Senior Airman Michael Haas, who trained drone new operators, lamented the program’s culture. He said that in his shift alone, roughly six people, himself included, were often impaired by drugs, including bath salts. Though some trainees shared his desire to prioritize innocent and American lives over killing possible combatants, others had trouble recognizing “this wasn’t a video game,” he said. When he took one trainee off of a mission for his apparent “bloodlust,” he said, he was summoned to explain his actions, then wasn’t allowed to instruct for “approximately ten days.”
Westmoreland, clearly shaken by his post-service report that he said revealed he’d been responsible for over 200 enemy kills, stressed that the intelligence used to determine who to kill with the program was often shaky at best, relying on either informants who lie for a monetary reward or based on signals intelligence, like a phone’s SIM card, which are widely traded on black markets.
“You can end up targeting somebody who’s totally innocent,” he said. “It’s usually confirmed as an enemy kill.”
After reading a U.N. report that indicated how many civilians were killed by airstrikes, Westmoreland considered suicide, he said.
Staff Sergeant Brandon Bryant, who served in two squadrons with Haas, said he was assigned in early 2011 to help hunt down Anwar al-Awlaki, the American-Yemeni hate preacher who was controversially killed by an ordered U.S. drone strike, lamented that he was asked to break his sworn oath to the Constitution. “[We were] told this man was a traitor to the U.S. and that he deserved to die,” he said. He added that the claims caused “discontent” within his squadron.
All four men described tales of post-traumatic stress syndrome and incredible difficulty getting veteran’s benefits and reintegrating society. “I’ve had people who I flew with … tell me that they would kill me,” Bryant said.
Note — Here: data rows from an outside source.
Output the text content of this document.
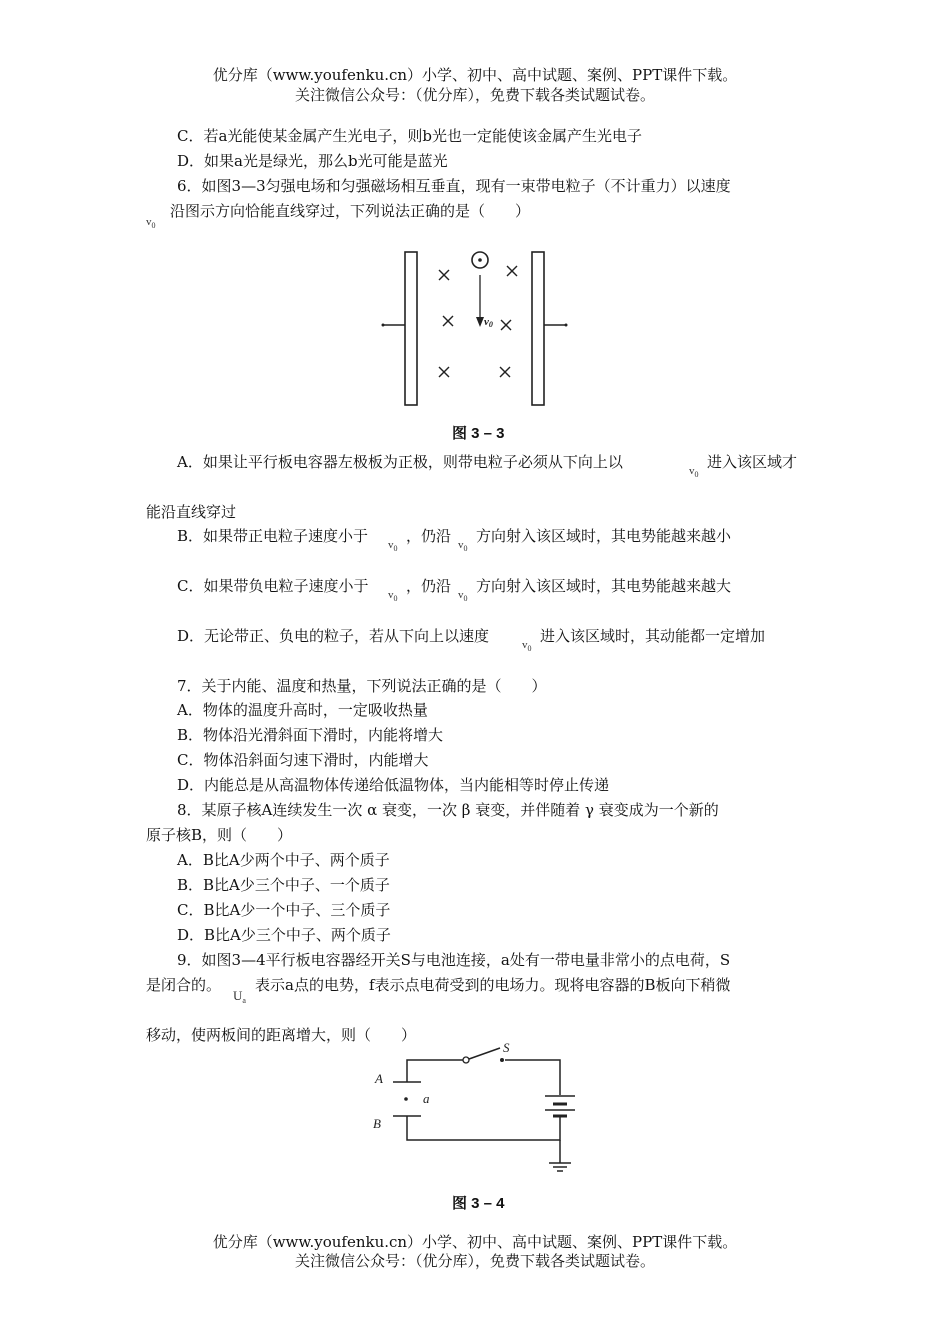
优分库（www.youfenku.cn）小学、初中、高中试题、案例、PPT课件下载。
关注微信公众号：（优分库），免费下载各类试题试卷。
C．若a光能使某金属产生光电子，则b光也一定能使该金属产生光电子
D．如果a光是绿光，那么b光可能是蓝光
6．如图3—3匀强电场和匀强磁场相互垂直，现有一束带电粒子（不计重力）以速度
沿图示方向恰能直线穿过，下列说法正确的是（　　）
$v_0$
v0
图 3 – 3
A．如果让平行板电容器左极板为正极，则带电粒子必须从下向上以	$v_0$
进入该区域才
能沿直线穿过
B．如果带正电粒子速度小于 $v_0$
，仍沿 $v_0$
方向射入该区域时，其电势能越来越小
C．如果带负电粒子速度小于 $v_0$
，仍沿 $v_0$
方向射入该区域时，其电势能越来越大
D．无论带正、负电的粒子，若从下向上以速度	$v_0$
进入该区域时，其动能都一定增加
7．关于内能、温度和热量，下列说法正确的是（　　）
A．物体的温度升高时，一定吸收热量
B．物体沿光滑斜面下滑时，内能将增大
C．物体沿斜面匀速下滑时，内能增大
D．内能总是从高温物体传递给低温物体，当内能相等时停止传递
8．某原子核A连续发生一次 α 衰变，一次 β 衰变，并伴随着 γ 衰变成为一个新的
原子核B，则（　　）
A．B比A少两个中子、两个质子
B．B比A少三个中子、一个质子
C．B比A少一个中子、三个质子
D．B比A少三个中子、两个质子
9．如图3—4平行板电容器经开关S与电池连接，a处有一带电量非常小的点电荷，S
是闭合的。
$U_a$
表示a点的电势，f表示点电荷受到的电场力。现将电容器的B板向下稍微
移动，使两板间的距离增大，则（　　）
S
A
a
B
图 3 – 4
优分库（www.youfenku.cn）小学、初中、高中试题、案例、PPT课件下载。
关注微信公众号：（优分库），免费下载各类试题试卷。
In a letter to President Barack Obama, Defense Secretary Ashton Carter, and CIA Director John Brennan, the four men imply that the U.S. drone program encourages terrorism like the deadly attacks in Paris on Nov. 13 that claimed the lives of at least 129 people.
“We cannot sit silently by and witness tragedies like the attacks in Paris,” they wrote, “knowing the devastating effects the drone program has overseas and at home.”
Update 10:05am CT, Nov. 20: In a statement to emailed to the Daily Dot, Air Force Lt. Col. Chris Karns defended the U.S. drone program as “critically important” to national and global security, while also recognizing that the demands on airmen involved in the program are “tremendous.”
“Our remotely piloted aircraft operators perform a critically important mission that contributes significantly to national defense and global security. They are professional and comply with applicable law, policies, and adhere to very exacting procedures.
“Airmen are expected to adhere to established standards of behavior. Behavior found to be inconsistent with Air Force core values is appropriately looked into and if warranted, disciplinary action is taken.
“No doubt, the demands placed on the RPA force are tremendous. A great deal of effort is being taken to bring about relief, stabilize the force, and sustain a vital warfighter capability. RPA capabilities fulfill critical demands across the globe and the need for this capability will always exist.
“This mission demands highly-trained professionals as the capability and the Airman responsible for this mission are vital to the national security of the United States and our Allies. We have talented and dedicated Airmen conducting this mission.”
The White House would not comment on the soldiers’ claims.